Global biodiversity is currently threatened by invasive species. Among these species, ants are a particularly important group due to their dramatic impacts on ecosystems. They often spread rapidly and massively into new habitats and may become dominant species by being more efficient in foraging and highly aggressive. The most devastating invasive ant species are forming extensive networks of mult-queened colonies with multiple interacting nests. These supercolonies are characterized by a free exchange of workers and queens among nests and absence of intraspecific aggression. When spreading into a new environment invasive ants are confronted with different biotic and abiotic conditions that may exert strong selection pressures on individuals, which may result in rapid phenotypic changes due to plastic responses and/or genetic adaptations. To preserve ecosystems it is crucial to understand the mechanisms enabling such explosive species spreading – as well as the factors limiting such spread.

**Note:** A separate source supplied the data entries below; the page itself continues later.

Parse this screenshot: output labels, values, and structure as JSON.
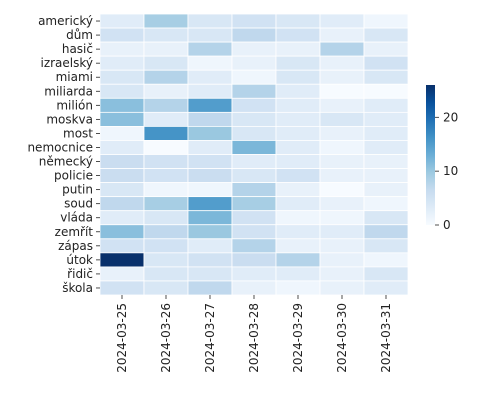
{
  "chart_data": {
    "type": "heatmap",
    "title": "",
    "xlabel": "",
    "ylabel": "",
    "x_categories": [
      "2024-03-25",
      "2024-03-26",
      "2024-03-27",
      "2024-03-28",
      "2024-03-29",
      "2024-03-30",
      "2024-03-31"
    ],
    "y_categories": [
      "americký",
      "dům",
      "hasič",
      "izraelský",
      "miami",
      "miliarda",
      "milión",
      "moskva",
      "most",
      "nemocnice",
      "německý",
      "policie",
      "putin",
      "soud",
      "vláda",
      "zemřít",
      "zápas",
      "útok",
      "řidič",
      "škola"
    ],
    "values": [
      [
        3,
        9,
        4,
        5,
        4,
        3,
        1
      ],
      [
        5,
        4,
        4,
        7,
        5,
        2,
        4
      ],
      [
        2,
        2,
        8,
        2,
        2,
        8,
        2
      ],
      [
        3,
        4,
        1,
        2,
        4,
        2,
        5
      ],
      [
        4,
        8,
        3,
        1,
        4,
        2,
        4
      ],
      [
        4,
        2,
        3,
        8,
        3,
        0,
        0
      ],
      [
        11,
        8,
        15,
        5,
        3,
        2,
        3
      ],
      [
        11,
        3,
        7,
        4,
        3,
        4,
        3
      ],
      [
        1,
        16,
        10,
        4,
        3,
        2,
        3
      ],
      [
        3,
        0,
        3,
        12,
        3,
        1,
        3
      ],
      [
        6,
        5,
        5,
        3,
        3,
        2,
        2
      ],
      [
        6,
        5,
        6,
        4,
        5,
        2,
        2
      ],
      [
        4,
        1,
        1,
        8,
        2,
        0,
        2
      ],
      [
        7,
        9,
        15,
        9,
        3,
        2,
        1
      ],
      [
        3,
        4,
        12,
        5,
        1,
        1,
        4
      ],
      [
        11,
        7,
        10,
        5,
        3,
        3,
        7
      ],
      [
        5,
        5,
        3,
        8,
        2,
        2,
        4
      ],
      [
        26,
        4,
        5,
        6,
        8,
        2,
        1
      ],
      [
        2,
        4,
        4,
        3,
        3,
        2,
        4
      ],
      [
        5,
        4,
        7,
        2,
        1,
        2,
        3
      ]
    ],
    "colorbar": {
      "min": 0,
      "max": 26,
      "ticks": [
        0,
        10,
        20
      ]
    },
    "colormap": [
      "#f7fbff",
      "#deebf7",
      "#c6dbef",
      "#9ecae1",
      "#6baed6",
      "#4292c6",
      "#2171b5",
      "#08519c",
      "#08306b"
    ],
    "grid": true
  }
}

In the talk I will present an overview of our current knowledge of the invasion history, impact on native species, and population structure and dynamics of the yellow crazy ant, Anoplolepis gracilipes.


Professor Heike Feldhaar leads the Animal Ecology research group at the University of Bayreuth, Germany. Her work combines evolutionary and community ecology approaches to understand dynamics of arthropod communities. Some of the current projects in her lab include investigation of the evolutionary ecology of social insect symbionts, ecological immunity of insects, community ecology and population genetics of arthropods in tree hollows.